The classically trained musician, with a tender but confident voice, produced a number of early classics of rhythm and blues that she frequently described as “scientific soul”, timeless works that blended meticulous practice with impeccable taste.
“I’ve been told I sound like Nina Simone, Nancy Wilson, Odetta, Barbra Streisand, Dionne Warwick, even Mahalia Jackson,” Flack said in 1970 in The New York Times. “If everybody said I sounded like one person, I’d worry. But when they say I sound like them all, I know I’ve got my own style.”
Flack signed at Atlantic Records, launching a recording career at the relatively late age of 32.
But her star grew overnight after Clint Eastwood used her romantic ballad The First Time Ever I Saw Your Face on the soundtrack of his 1971 movie Play Misty for Me.
The song earned her the Grammy for Record of the Year in 1972, a prize which she took home at the following ceremony as well for Killing Me Softly With His Song, thus becoming the first artiste ever to win the honor two years in a row.
Flack has described hearing Killing Me Softly, which was recorded by folk singer Lori Lieberman in 1971, on a flight and quickly rearranging it.

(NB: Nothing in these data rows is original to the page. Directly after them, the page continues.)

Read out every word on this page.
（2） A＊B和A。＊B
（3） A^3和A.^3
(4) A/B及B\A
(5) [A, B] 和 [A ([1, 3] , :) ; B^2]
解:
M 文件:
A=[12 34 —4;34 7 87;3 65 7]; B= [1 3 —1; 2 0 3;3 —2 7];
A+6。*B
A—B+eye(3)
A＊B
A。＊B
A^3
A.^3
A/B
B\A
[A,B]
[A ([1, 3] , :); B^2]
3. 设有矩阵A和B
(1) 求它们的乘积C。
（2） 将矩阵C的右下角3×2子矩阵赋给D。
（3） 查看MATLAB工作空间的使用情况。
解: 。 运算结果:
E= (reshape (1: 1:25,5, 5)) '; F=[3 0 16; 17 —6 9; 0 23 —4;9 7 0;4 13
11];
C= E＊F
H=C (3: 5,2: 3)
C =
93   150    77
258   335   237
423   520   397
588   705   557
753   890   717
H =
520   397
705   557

She performed her version at a show in which she opened for the legendary music tastemaker Quincy Jones, who, blown away by her rendition, told Flack not to publicly perform the song again until she had recorded it and made it her own.
It would become the defining hit of her career.
Flack’s many accolades included a lifetime achievement honour from the Recording Academy in 2020.
She was a figure in the mid-20th century’s social movements, and was friends with both Reverend Jesse Jackson and activist Angela Davis. She sang at the funeral of baseball icon Jackie Robinson, Major League Baseball’s first black player.
She has described growing up “at a time ‘black’ was the most derogatory word you could use. I went through the civil rights movement. I learned, long after leaving Black Mountain, that being black was a positive thing, as all of us did, the most positive thing we could be.
“I did a lot of songs that were considered protest songs, a lot of folk music,” she said, “but I protested as a singer with a lot of love.”